Пока не приехал Сталин, Поскребышев заспешил в комнату связи, где царствовал у расставленных на столах телефонных и телеграфных аппаратов очень серьезный, деловой и собранный молодой человек - лейтенант Викулов. Через минуту позывной штаба фронта, повторенный девичьими голосами на многих промежуточных постах, уже был принят начальником войск связи Западного фронта генерал-майором Псурцевым.

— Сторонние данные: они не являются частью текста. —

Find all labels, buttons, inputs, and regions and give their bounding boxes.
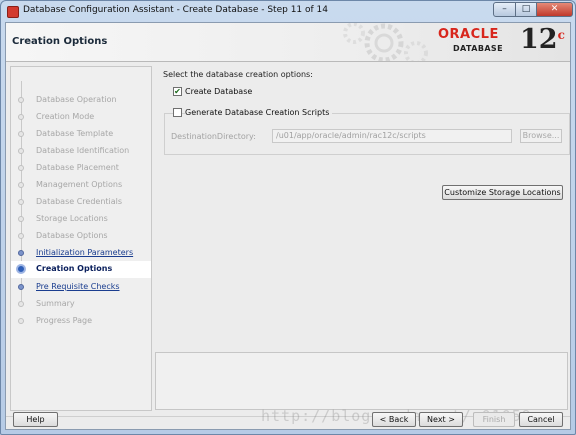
step-dot-icon	[18, 233, 24, 239]
step-dot-icon	[18, 131, 24, 137]
steps-navigation: Database Operation Creation Mode Databas…	[10, 66, 152, 411]
step-prerequisite-checks[interactable]: Pre Requisite Checks	[11, 279, 151, 296]
gears-decoration-icon	[343, 23, 428, 61]
header-banner: Creation Options ORACLE DATABASE 12c	[6, 23, 570, 62]
options-prompt: Select the database creation options:	[163, 70, 313, 79]
app-icon	[7, 6, 19, 18]
step-progress-page: Progress Page	[11, 313, 151, 330]
create-database-label[interactable]: Create Database	[185, 87, 252, 96]
step-dot-icon	[18, 148, 24, 154]
page-title: Creation Options	[12, 36, 108, 47]
generate-scripts-checkbox[interactable]	[173, 108, 182, 117]
window-title: Database Configuration Assistant - Creat…	[23, 5, 329, 15]
step-storage-locations: Storage Locations	[11, 211, 151, 228]
step-dot-icon	[18, 250, 24, 256]
next-button[interactable]: Next >	[419, 412, 463, 427]
current-step-icon	[16, 264, 26, 274]
cancel-button[interactable]: Cancel	[519, 412, 563, 427]
step-dot-icon	[18, 97, 24, 103]
step-summary: Summary	[11, 296, 151, 313]
main-panel: Select the database creation options: ✔ …	[158, 66, 570, 366]
version-logo: 12c	[520, 24, 565, 55]
customize-storage-locations-button[interactable]: Customize Storage Locations	[442, 185, 563, 200]
step-database-operation: Database Operation	[11, 92, 151, 109]
app-window: Database Configuration Assistant - Creat…	[0, 0, 576, 435]
title-bar[interactable]: Database Configuration Assistant - Creat…	[1, 1, 575, 21]
step-dot-icon	[18, 301, 24, 307]
step-dot-icon	[18, 216, 24, 222]
scripts-group: DestinationDirectory: /u01/app/oracle/ad…	[164, 113, 570, 155]
step-database-placement: Database Placement	[11, 160, 151, 177]
finish-button[interactable]: Finish	[473, 412, 515, 427]
step-database-options: Database Options	[11, 228, 151, 245]
step-database-identification: Database Identification	[11, 143, 151, 160]
step-dot-icon	[18, 318, 24, 324]
oracle-logo: ORACLE	[438, 27, 499, 42]
step-creation-mode: Creation Mode	[11, 109, 151, 126]
step-creation-options: Creation Options	[11, 261, 151, 278]
step-dot-icon	[18, 284, 24, 290]
step-management-options: Management Options	[11, 177, 151, 194]
generate-scripts-label[interactable]: Generate Database Creation Scripts	[185, 108, 333, 117]
dialog-body: Creation Options ORACLE DATABASE 12c Dat…	[5, 22, 571, 430]
maximize-button[interactable]: □	[515, 2, 537, 17]
destination-directory-input[interactable]: /u01/app/oracle/admin/rac12c/scripts	[272, 129, 512, 143]
step-dot-icon	[18, 182, 24, 188]
browse-button[interactable]: Browse...	[520, 129, 562, 143]
step-initialization-parameters[interactable]: Initialization Parameters	[11, 245, 151, 262]
messages-panel	[155, 352, 568, 410]
help-button[interactable]: Help	[13, 412, 58, 427]
step-dot-icon	[18, 199, 24, 205]
create-database-checkbox[interactable]: ✔	[173, 87, 182, 96]
close-button[interactable]: ✕	[536, 2, 573, 17]
step-dot-icon	[18, 114, 24, 120]
back-button[interactable]: < Back	[372, 412, 416, 427]
minimize-button[interactable]: –	[493, 2, 516, 17]
step-database-template: Database Template	[11, 126, 151, 143]
database-logo-text: DATABASE	[453, 44, 503, 53]
step-database-credentials: Database Credentials	[11, 194, 151, 211]
destination-directory-label: DestinationDirectory:	[171, 132, 256, 141]
step-dot-icon	[18, 165, 24, 171]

Ответив на приветствие Поскребышева, и выслушав переданный им приказ Сталина, адресованный маршалу Тимошенко, генерал Псурцев, как всегда невозмутимым голосом, сообщил, что маршал находится в группе генерала Рокоссовского, которая отражает попытки немцев переправиться в Ярцево через речку Вопь. Район командного пункта Рокоссовского сейчас жестоко бомбят немецкие самолеты, и находящаяся там радиостанция командующего фронтом, как и рация Рокоссовского, на вызов не отвечает. Устойчивая проводная связь ввиду нехватки полевого кабеля с группой пока отсутствует. Псурцев не удержался, чтобы не напомнить Кремлю о том, что на Западном фронте по-прежнему не хватает четырех фронтовых линейных батальонов связи, восьми батальонов армейских управлений, не говоря уже о ротах кабельно-шестовых, телеграфно-эксплуатационных и телеграфно-строительных...

Короткие и четкие слова доклада и напоминания начальника войск связи, а за этими словами масса сложностей, трудностей и невероятного человеческого напряжения. Поскребышев закончил телефонный разговор с тревожной мыслью: "Что докладывать Сталину?"

Но докладывать ничего не требовалось: отвернувшись от стола с телефонными аппаратами, Поскребышев увидел Сталина стоявшим в полураскрытой двери комнаты связи. По его грустному и замкнутому лицу и невидящему взгляду нетрудно было догадаться, что ему уже все было ясно и без доклада.

- Пригласите ко мне товарища Молотова, - спокойно сказал Сталин Поскребышеву. - И передайте Жукову, что сегодня можно приехать с оперативным докладом раньше, если Генеральный штаб уже справился с ним.

- Товарищ Мехлис тоже просил принять его по неотложному делу, доложил Поскребышев, когда Сталин умолк.

- Хорошо, пусть едет и товарищ Мехлис, - ответил Сталин и направился в свой кабинет.

27

Это был один из таких дней, в который будто бы чуть развеялся туман или несколько унялась оглушенность: в Ставке и Генштабе стало дальше видеться и легче мыслиться; с обновленной силой ощутились нависшие опасности, обострив тревоги, настоятельно побуждавшие к поискам новых решений и дававшие начало новым делам.